Центровой аутсайдер

Жанна Васильева 12 мая 2014
Поделиться

15 марта художнику Владимиру Яковлеву исполнилось бы 80 лет. Выставка Владимира Яковлева «И хочется остаться на этом светлом…» в Литературном музее, приуроченная к этой дате, не ретроспектива. Скорее, экспозиция в трех залах особняка в Трубниковском переулке выглядит как приношение коллекционеров художнику. Приношение, которое заставляет вспомнить печальные «цветки» Яковлева. Никогда не букеты — даже если на листе гуаши встречались два или три цветка. Все равно каждый — то ли цветок, то ли звезда, несущая драгоценный свет, — наособицу.

Выставка в Литературном музее — тоже наособицу. Не потому, что составлена из произведений, находящихся в частных коллекциях. В конце концов сегодня представление частных собраний на музейных площадках — тренд, востребованный и зрителями, и музеями. Не потому, что «литературная» тема в экспозиции обозначена лишь одним сюжетом — дружбой с поэтом Геннадием Айги и рисунками к его стихотворениям. Встреча «соседних» искусств — один из важнейших мотивов в искусстве ХХ века, начиная, как минимум, с футуристических книг Ольги Розановой и Алексея Крученых, Натальи Гончаровой, Давида Бурлюка… К этому мотиву, кстати, Яковлев отнюдь не был безразличен, и сюжет сопоставления работ художника и традиций футуристической книги мог бы, вероятно, быть любопытным для экспозиции именно в Литературном музее, но он не намечен. Нынешняя выставка, основу которой составили 88 работ Яковлева конца 1950-х — начала 1990-х годов из хороших, «надежных» собраний, оставляет ощущение приватного показа. И, как ни странно, это не только проблема кураторов.

За этим — парадокс Владимира Яковлева, который одним из первых художников «неофициального» искусства получил признание, в том числе зарубежных критиков и галеристов. Его работы были показаны в Братиславе в 1968 году. Его выставка в Музее современного искусства в Копенгагене открылась в 1976-м, а в перестроечные времена его показывают галереи Лондона (1985) и Цюриха (1988). Персональная выставка в Третьяковской галерее состоялась в 1995-м, при жизни художника, который к тому времени уже больше десяти лет находился в психоневрологическом интернате. Но ни выставки, ни успех, ни продажи не только не изменили его жизнь — они и не вывели его из тени «аутсайдерства».

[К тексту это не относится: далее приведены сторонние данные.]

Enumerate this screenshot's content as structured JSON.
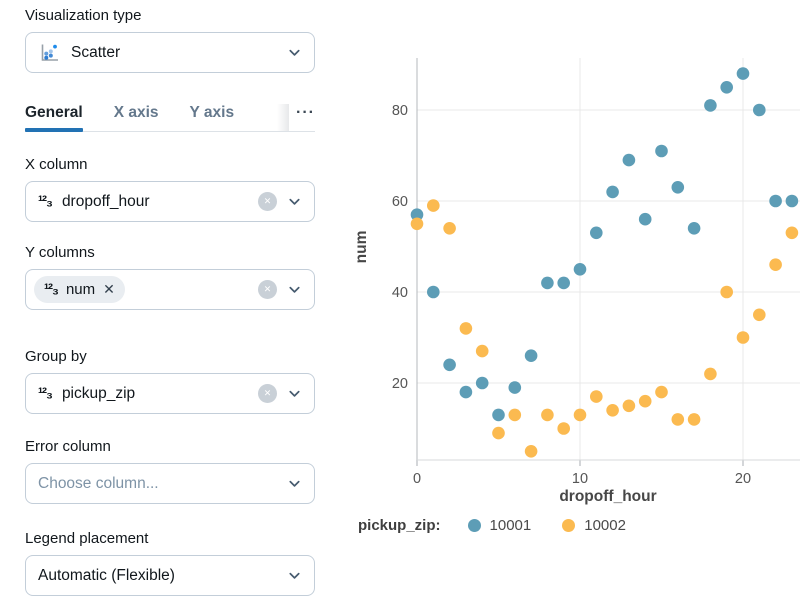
{
  "icons": {
    "number_glyph": "¹²₃",
    "clear_glyph": "✕",
    "chip_remove_glyph": "✕"
  },
  "colors": {
    "accent_blue": "#2272b4",
    "series_blue": "#5d9db6",
    "series_yellow": "#fbba50",
    "gridline": "#e8e8e8",
    "zeroline": "#b4b9bd"
  },
  "sidebar": {
    "viz_type": {
      "label": "Visualization type",
      "value": "Scatter"
    },
    "tabs": {
      "general": "General",
      "x_axis": "X axis",
      "y_axis": "Y axis",
      "more": "···"
    },
    "x_column": {
      "label": "X column",
      "value": "dropoff_hour"
    },
    "y_columns": {
      "label": "Y columns",
      "chip": "num"
    },
    "group_by": {
      "label": "Group by",
      "value": "pickup_zip"
    },
    "error_column": {
      "label": "Error column",
      "placeholder": "Choose column..."
    },
    "legend_placement": {
      "label": "Legend placement",
      "value": "Automatic (Flexible)"
    }
  },
  "chart_data": {
    "type": "scatter",
    "xlabel": "dropoff_hour",
    "ylabel": "num",
    "legend_title": "pickup_zip:",
    "legend_position": "bottom",
    "grid": true,
    "x": [
      0,
      1,
      2,
      3,
      4,
      5,
      6,
      7,
      8,
      9,
      10,
      11,
      12,
      13,
      14,
      15,
      16,
      17,
      18,
      19,
      20,
      21,
      22,
      23
    ],
    "series": [
      {
        "name": "10001",
        "color": "#5d9db6",
        "values": [
          57,
          40,
          24,
          18,
          20,
          13,
          19,
          26,
          42,
          42,
          45,
          53,
          62,
          69,
          56,
          71,
          63,
          54,
          81,
          85,
          88,
          80,
          60,
          60
        ]
      },
      {
        "name": "10002",
        "color": "#fbba50",
        "values": [
          55,
          59,
          54,
          32,
          27,
          9,
          13,
          5,
          13,
          10,
          13,
          17,
          14,
          15,
          16,
          18,
          12,
          12,
          22,
          40,
          30,
          35,
          46,
          53
        ]
      }
    ],
    "xticks": [
      0,
      10,
      20
    ],
    "yticks": [
      20,
      40,
      60,
      80
    ],
    "xlim": [
      -1.5,
      23.5
    ],
    "ylim": [
      0,
      95
    ]
  }
}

Речь совсем не о том, что не изменился его образ жизни и он как рисовал дома каждый день, так и продолжал работать. «Сколько помню Яковлева — он всегда трудился, — напишет поэт Владимир Алейников, один из основателей знаменитого СМОГа, независимого объединения молодых поэтов 1960–1970-х. — Полуслепой, регулярно теряющий очки с какими-то слишком уж большими, всех озадачивающими, “не как у людей”, диоптриями и потому предпочитающий обходиться без них, приближал он, бывало, не глаза — лицо! — к прикрепленному кнопками на мольберте, а то и просто наспех прислоненному к нему ватманскому листу бумаги с молниеносным, только ему понятным, летучим наброском, несколькими штрихами уже определяющим сущность будущей работы, — и словно чуял ее, видел всю ее внутренним зрением».

Любопытно, что даже в этом описании манеры художника работать Алейников не забывает упомянуть о заранее приготовленном «летучем наброске», определяющем будущую работу. Но, в общем, понятно, почему поэтический образ «полу­слепого» провидца, который реализует свое внутреннее зрение чисто импульсивно, «чуя» свою работу, оказался столь тесно связан с образом Яковлева. Причем не только у поэтов. Достаточно сказать, что, например, Ксения Богемская, одна из известных исследователей наивного искусства, в книге «Наивные художники России» (СПб., 2009) включает Владимира Яковлева в список художников-аутсайдеров. Конечно, это включение полемично и с оговоркой, что «в другой стране Яковлев считался бы классическим художником-аутсайдером» из-за его судьбы и острого «экспрессивно-напряженного звучания его работ».

Тема аутсайдерства как след­ст­вия роковой болезни по понятным причинам оказывается в центре едва ли не любого популярного рассказа о художнике. На первый взгляд это оправдано: судьба вроде бы прочно укладывала Яковлева в прокрустово ложе «другого», окончившего только четыре класса школы (это в семье, где отец и бабушка свободно говорили на французском и владели еще несколькими языками), страдавшего тяжелым заболеванием глаз — кератоконией, наконец, регулярно оказывавшегося на лечении в психиатрических клиниках… Словом, чем не идеальный объект интереса для последователей Ханса Принцхорна, прославившегося книгой «Искусство сумасшедших» (1922), или для поклонников art brut? Но art brut подразумевает выражение «естественного» видения или «естественных» импульсов, которые тем интереснее для общества, чем меньше они им определяются и корректируются. Интерес к искусству душевнобольных людей в ХХ веке выглядел, с одной стороны, новой вариацией старого романтического мифа о гениальном безумце, которому открываются истины, недоступные рассудку, с другой — как продолжение поисков сюрреалистов на территориях бессознательного.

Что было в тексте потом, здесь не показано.